KBRT - Seorang petani asal Desa Surondakan, Trenggalek, Ahmad Anshori (56), berhasil mengubah kebun jeruk miliknya menjadi agrowisata petik buah. Inovasi ini membantunya keluar dari ketergantungan terhadap pemborong dalam memasarkan hasil panen.
Kebun jeruk milik Anshori berada di RT 2 RW 1, Desa Rejowinangun. Di atas lahan seluas sekitar 1 hektare itu, ia menanam lebih dari 500 pohon jeruk sejak tahun 2017. Saat ditemui di lokasi, ia menyampaikan bahwa kini kebunnya sudah memasuki musim panen.
“Wisata petik jeruk mulai saya buka pada musim panen tahun 2021, sedangkan panen sebelumnya saya masih menggunakan sistem borongan dari pedagang besar,” ujar Anshori.
Jeruk milik Anshori dapat dipanen sekali dalam setahun.

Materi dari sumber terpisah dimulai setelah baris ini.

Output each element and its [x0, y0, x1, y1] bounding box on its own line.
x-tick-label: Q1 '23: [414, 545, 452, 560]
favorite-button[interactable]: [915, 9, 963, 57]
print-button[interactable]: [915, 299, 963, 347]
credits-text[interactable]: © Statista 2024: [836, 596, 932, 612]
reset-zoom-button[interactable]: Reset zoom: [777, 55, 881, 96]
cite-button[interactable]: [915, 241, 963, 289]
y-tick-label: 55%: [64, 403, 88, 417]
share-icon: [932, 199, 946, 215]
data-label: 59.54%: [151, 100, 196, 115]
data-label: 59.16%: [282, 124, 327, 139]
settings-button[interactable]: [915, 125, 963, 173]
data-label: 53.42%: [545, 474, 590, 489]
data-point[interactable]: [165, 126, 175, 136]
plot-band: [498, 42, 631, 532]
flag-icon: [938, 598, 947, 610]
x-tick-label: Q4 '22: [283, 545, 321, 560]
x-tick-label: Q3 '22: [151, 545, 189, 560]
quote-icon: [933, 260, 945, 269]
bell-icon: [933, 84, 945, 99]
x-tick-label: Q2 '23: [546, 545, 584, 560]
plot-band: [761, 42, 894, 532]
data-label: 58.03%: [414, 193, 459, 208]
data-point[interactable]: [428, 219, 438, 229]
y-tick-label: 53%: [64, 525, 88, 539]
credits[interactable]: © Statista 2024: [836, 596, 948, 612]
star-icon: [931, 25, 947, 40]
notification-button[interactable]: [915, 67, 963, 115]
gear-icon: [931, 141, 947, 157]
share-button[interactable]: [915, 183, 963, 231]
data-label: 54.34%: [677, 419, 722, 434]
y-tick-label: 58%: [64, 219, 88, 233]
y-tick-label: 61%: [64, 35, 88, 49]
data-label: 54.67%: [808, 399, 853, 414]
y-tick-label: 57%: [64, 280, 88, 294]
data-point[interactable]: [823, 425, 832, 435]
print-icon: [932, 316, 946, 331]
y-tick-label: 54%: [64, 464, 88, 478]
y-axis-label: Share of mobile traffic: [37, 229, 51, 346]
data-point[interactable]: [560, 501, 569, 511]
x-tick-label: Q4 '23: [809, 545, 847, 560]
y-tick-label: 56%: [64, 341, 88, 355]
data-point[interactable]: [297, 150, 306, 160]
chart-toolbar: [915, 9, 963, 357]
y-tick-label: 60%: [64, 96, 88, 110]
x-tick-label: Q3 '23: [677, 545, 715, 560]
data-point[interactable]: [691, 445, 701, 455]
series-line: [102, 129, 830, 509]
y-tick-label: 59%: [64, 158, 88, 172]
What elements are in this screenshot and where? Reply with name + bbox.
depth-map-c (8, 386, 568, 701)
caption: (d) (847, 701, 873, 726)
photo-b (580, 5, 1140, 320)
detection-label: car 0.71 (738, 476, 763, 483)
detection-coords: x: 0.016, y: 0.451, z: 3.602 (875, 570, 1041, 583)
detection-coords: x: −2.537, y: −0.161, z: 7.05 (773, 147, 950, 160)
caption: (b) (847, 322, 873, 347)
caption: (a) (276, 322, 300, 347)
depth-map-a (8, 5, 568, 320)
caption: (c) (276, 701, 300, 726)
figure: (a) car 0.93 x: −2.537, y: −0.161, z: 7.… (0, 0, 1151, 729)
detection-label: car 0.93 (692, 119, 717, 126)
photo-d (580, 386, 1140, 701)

Pada panen pertamanya tahun 2019 hingga 2020, seluruh hasil jeruk ia jual secara borongan kepada pedagang besar. Namun, karena harus menunggu pemborong datang sementara buah sudah matang, ia memilih untuk memasarkan sendiri hasil panennya.

“Awalnya saya pernah belajar budidaya jeruk di Kediri, lalu saat melihat di Trenggalek belum banyak yang buat, akhirnya saya putuskan untuk menanam jeruk,” jelasnya.
Kini, Anshori menjual seluruh hasil panennya langsung dari kebun. Ia melayani pembeli eceran maupun grosir, termasuk para pedagang buah di Trenggalek yang datang langsung ke lokasi.
Harga jeruk yang dipetik langsung oleh pengunjung ia banderol Rp 20.000 per kilogram. Sementara jeruk yang sudah dipetik sebelumnya dijual Rp 17.000 per kilogram. Anshori menyebut perbedaan harga tersebut disebabkan oleh kerugian yang mungkin timbul akibat aktivitas pengunjung di kebun.
“Ya kalau pengunjung petik sendiri itu pertama buah jeruk pasti ada yang telah dicicipi dan ada yang terbuang, kedua tanah kebun yang sering dilewati perlahan akan mengeras dan tidak subur,” tandasnya.